«Открытіе» : Картинка съ натуры
авторъ Власъ Михайловичъ Дорошевичъ
Источникъ: Дорошевичъ В. М. Папильотки. — М.: Редакція журнала «Будильникъ», 1893. — С. 64.

Часъ дня. Солнце жаритъ во всѣ лопатки. Въ увеселительномъ саду «Магометовъ рай» суета суетъ и всяческая суета. Сегодня — открытіе, о чемъ извѣщаютъ трехъ-аршинныя афиши, расклеенныя по всему городу Макаротелятинску.

Идетъ репетиція, идутъ послѣднія приготовленія. Изъ досчатаго опереточнаго театра доносятся завыванія хора:

«Пиридъ твоимъ, Юпитиръ, а-а-алтаремъ»!!![1]

Рабочіе метутъ садъ, прибиваютъ у входа флаги, развѣшиваютъ фонарики. Крики, брань, суетня.

Самъ антрепренеръ, маленькій, кубастенькій человѣчекъ, въ какомъ-то сверхъ-естественномъ размахаѣ, кубаремъ катается по саду.
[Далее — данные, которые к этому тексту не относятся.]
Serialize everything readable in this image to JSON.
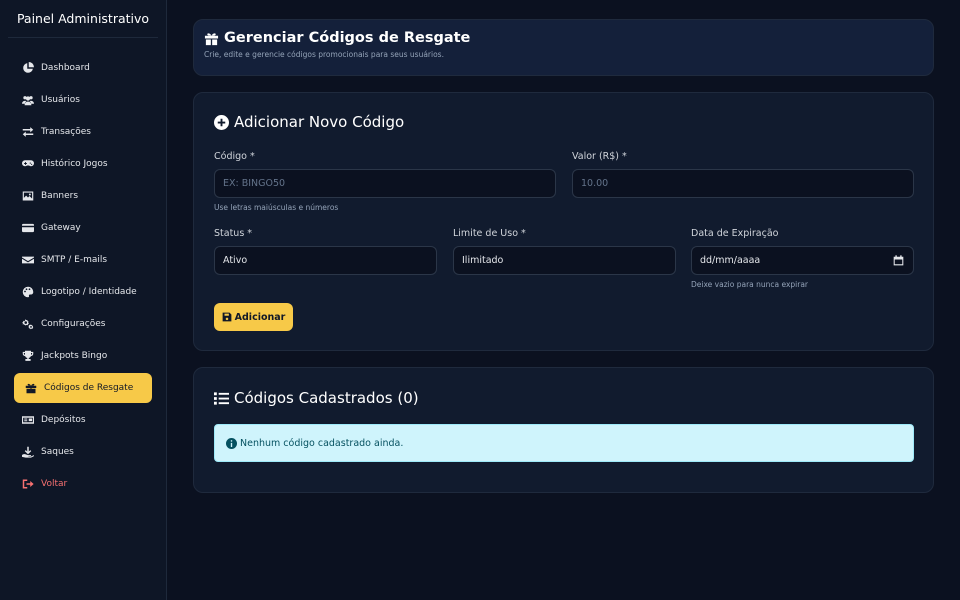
{
  "sidebar": {
    "brand": "Painel Administrativo",
    "items": [
      {
        "label": "Dashboard",
        "icon": "chart-pie-icon"
      },
      {
        "label": "Usuários",
        "icon": "users-icon"
      },
      {
        "label": "Transações",
        "icon": "exchange-icon"
      },
      {
        "label": "Histórico Jogos",
        "icon": "gamepad-icon"
      },
      {
        "label": "Banners",
        "icon": "images-icon"
      },
      {
        "label": "Gateway",
        "icon": "credit-card-icon"
      },
      {
        "label": "SMTP / E-mails",
        "icon": "envelope-icon"
      },
      {
        "label": "Logotipo / Identidade",
        "icon": "palette-icon"
      },
      {
        "label": "Configurações",
        "icon": "cogs-icon"
      },
      {
        "label": "Jackpots Bingo",
        "icon": "trophy-icon"
      },
      {
        "label": "Códigos de Resgate",
        "icon": "gift-icon",
        "active": true
      },
      {
        "label": "Depósitos",
        "icon": "id-card-icon"
      },
      {
        "label": "Saques",
        "icon": "hand-holding-icon"
      },
      {
        "label": "Voltar",
        "icon": "sign-out-icon"
      }
    ]
  },
  "header": {
    "title": "Gerenciar Códigos de Resgate",
    "subtitle": "Crie, edite e gerencie códigos promocionais para seus usuários."
  },
  "form": {
    "title": "Adicionar Novo Código",
    "code_label": "Código *",
    "code_placeholder": "EX: BINGO50",
    "code_help": "Use letras maiúsculas e números",
    "value_label": "Valor (R$) *",
    "value_placeholder": "10.00",
    "status_label": "Status *",
    "status_value": "Ativo",
    "limit_label": "Limite de Uso *",
    "limit_value": "Ilimitado",
    "expiry_label": "Data de Expiração",
    "expiry_value": "dd/mm/aaaa",
    "expiry_help": "Deixe vazio para nunca expirar",
    "submit_label": "Adicionar"
  },
  "list": {
    "title": "Códigos Cadastrados (0)",
    "empty_message": "Nenhum código cadastrado ainda."
  },
  "colors": {
    "accent": "#f7c948",
    "background": "#0b1120",
    "card": "#111b2e",
    "danger": "#f87171",
    "info_bg": "#cff4fc",
    "info_text": "#055160"
  }
}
Вотъ онъ влетаетъ на сцену и останавливаетъ Менелая:

— Эхъ, батенька, да развѣ это такъ?.. Огня, огня больше… «Мужъ красивой… сивой… сивой»… Пока публика не расхохочется… Ее, подлую, пробрать надобно, чтобъ она поняла… Живѣе, живѣе надобно!.. Понимаете: «мужъ красивой… сивой… сивой»…
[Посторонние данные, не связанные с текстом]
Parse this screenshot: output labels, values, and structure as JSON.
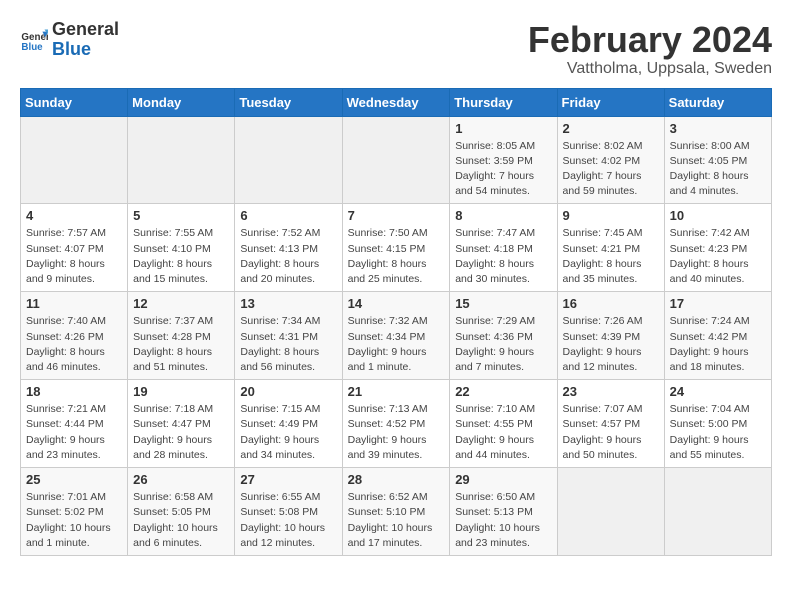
{
  "header": {
    "logo_general": "General",
    "logo_blue": "Blue",
    "month_title": "February 2024",
    "location": "Vattholma, Uppsala, Sweden"
  },
  "weekdays": [
    "Sunday",
    "Monday",
    "Tuesday",
    "Wednesday",
    "Thursday",
    "Friday",
    "Saturday"
  ],
  "weeks": [
    [
      {
        "day": "",
        "info": ""
      },
      {
        "day": "",
        "info": ""
      },
      {
        "day": "",
        "info": ""
      },
      {
        "day": "",
        "info": ""
      },
      {
        "day": "1",
        "info": "Sunrise: 8:05 AM\nSunset: 3:59 PM\nDaylight: 7 hours\nand 54 minutes."
      },
      {
        "day": "2",
        "info": "Sunrise: 8:02 AM\nSunset: 4:02 PM\nDaylight: 7 hours\nand 59 minutes."
      },
      {
        "day": "3",
        "info": "Sunrise: 8:00 AM\nSunset: 4:05 PM\nDaylight: 8 hours\nand 4 minutes."
      }
    ],
    [
      {
        "day": "4",
        "info": "Sunrise: 7:57 AM\nSunset: 4:07 PM\nDaylight: 8 hours\nand 9 minutes."
      },
      {
        "day": "5",
        "info": "Sunrise: 7:55 AM\nSunset: 4:10 PM\nDaylight: 8 hours\nand 15 minutes."
      },
      {
        "day": "6",
        "info": "Sunrise: 7:52 AM\nSunset: 4:13 PM\nDaylight: 8 hours\nand 20 minutes."
      },
      {
        "day": "7",
        "info": "Sunrise: 7:50 AM\nSunset: 4:15 PM\nDaylight: 8 hours\nand 25 minutes."
      },
      {
        "day": "8",
        "info": "Sunrise: 7:47 AM\nSunset: 4:18 PM\nDaylight: 8 hours\nand 30 minutes."
      },
      {
        "day": "9",
        "info": "Sunrise: 7:45 AM\nSunset: 4:21 PM\nDaylight: 8 hours\nand 35 minutes."
      },
      {
        "day": "10",
        "info": "Sunrise: 7:42 AM\nSunset: 4:23 PM\nDaylight: 8 hours\nand 40 minutes."
      }
    ],
    [
      {
        "day": "11",
        "info": "Sunrise: 7:40 AM\nSunset: 4:26 PM\nDaylight: 8 hours\nand 46 minutes."
      },
      {
        "day": "12",
        "info": "Sunrise: 7:37 AM\nSunset: 4:28 PM\nDaylight: 8 hours\nand 51 minutes."
      },
      {
        "day": "13",
        "info": "Sunrise: 7:34 AM\nSunset: 4:31 PM\nDaylight: 8 hours\nand 56 minutes."
      },
      {
        "day": "14",
        "info": "Sunrise: 7:32 AM\nSunset: 4:34 PM\nDaylight: 9 hours\nand 1 minute."
      },
      {
        "day": "15",
        "info": "Sunrise: 7:29 AM\nSunset: 4:36 PM\nDaylight: 9 hours\nand 7 minutes."
      },
      {
        "day": "16",
        "info": "Sunrise: 7:26 AM\nSunset: 4:39 PM\nDaylight: 9 hours\nand 12 minutes."
      },
      {
        "day": "17",
        "info": "Sunrise: 7:24 AM\nSunset: 4:42 PM\nDaylight: 9 hours\nand 18 minutes."
      }
    ],
    [
      {
        "day": "18",
        "info": "Sunrise: 7:21 AM\nSunset: 4:44 PM\nDaylight: 9 hours\nand 23 minutes."
      },
      {
        "day": "19",
        "info": "Sunrise: 7:18 AM\nSunset: 4:47 PM\nDaylight: 9 hours\nand 28 minutes."
      },
      {
        "day": "20",
        "info": "Sunrise: 7:15 AM\nSunset: 4:49 PM\nDaylight: 9 hours\nand 34 minutes."
      },
      {
        "day": "21",
        "info": "Sunrise: 7:13 AM\nSunset: 4:52 PM\nDaylight: 9 hours\nand 39 minutes."
      },
      {
        "day": "22",
        "info": "Sunrise: 7:10 AM\nSunset: 4:55 PM\nDaylight: 9 hours\nand 44 minutes."
      },
      {
        "day": "23",
        "info": "Sunrise: 7:07 AM\nSunset: 4:57 PM\nDaylight: 9 hours\nand 50 minutes."
      },
      {
        "day": "24",
        "info": "Sunrise: 7:04 AM\nSunset: 5:00 PM\nDaylight: 9 hours\nand 55 minutes."
      }
    ],
    [
      {
        "day": "25",
        "info": "Sunrise: 7:01 AM\nSunset: 5:02 PM\nDaylight: 10 hours\nand 1 minute."
      },
      {
        "day": "26",
        "info": "Sunrise: 6:58 AM\nSunset: 5:05 PM\nDaylight: 10 hours\nand 6 minutes."
      },
      {
        "day": "27",
        "info": "Sunrise: 6:55 AM\nSunset: 5:08 PM\nDaylight: 10 hours\nand 12 minutes."
      },
      {
        "day": "28",
        "info": "Sunrise: 6:52 AM\nSunset: 5:10 PM\nDaylight: 10 hours\nand 17 minutes."
      },
      {
        "day": "29",
        "info": "Sunrise: 6:50 AM\nSunset: 5:13 PM\nDaylight: 10 hours\nand 23 minutes."
      },
      {
        "day": "",
        "info": ""
      },
      {
        "day": "",
        "info": ""
      }
    ]
  ]
}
И антрепренеръ, выкинувъ какой-то курбетъ, мчится въ садъ.

— Эй, ты!.. Ты… Какъ тебя?.. Контролеръ… Какъ тебя?.. Ты зачѣмъ-же это босикомъ-то ходишь?.. Сапогъ что ли нѣтъ?.. Какъ же ты у публики билеты обирать будешь?..

— Сапоги есть-съ, но оченно я ихъ берегу-съ, потому ихъ только что на два вечера хватитъ… Деньжонокъ бы…

Антрепренеръ обдаетъ его злобнымъ взглядомъ и кидается прочь.

— Соломонъ Соломоновичъ! Соломонъ Соломоновичъ! — кричитъ онъ, — что-жь вы, батенька, съ оркестромъ-то молчите?.. Развѣ я васъ молчать нанялъ?..

— Да мы что-жь… Мы сыгрались, намъ репетиція не нужна…

— Да я васъ не репетировать, а играть прошу… Играйте что-нибудь этакое погромче… Маршъ Буланже, что-ли, или персидскій… Да барабановъ побольше, пусть во всемъ городѣ слышатъ, что мы готовимся…

Дирижеръ изо-всей силы стучитъ палочкой по пюпитру.

Антрепренеръ отбѣгаетъ на нѣсколько шаговъ и, вдругъ что-то вспомнивъ, возвращается:

— Соломонъ Соломоновичъ! Погодите! Пожалуйте сюда на минуточку.

Соломонъ Соломоновичъ сходитъ. Антрепренеръ нѣжно обнимаетъ его за талію.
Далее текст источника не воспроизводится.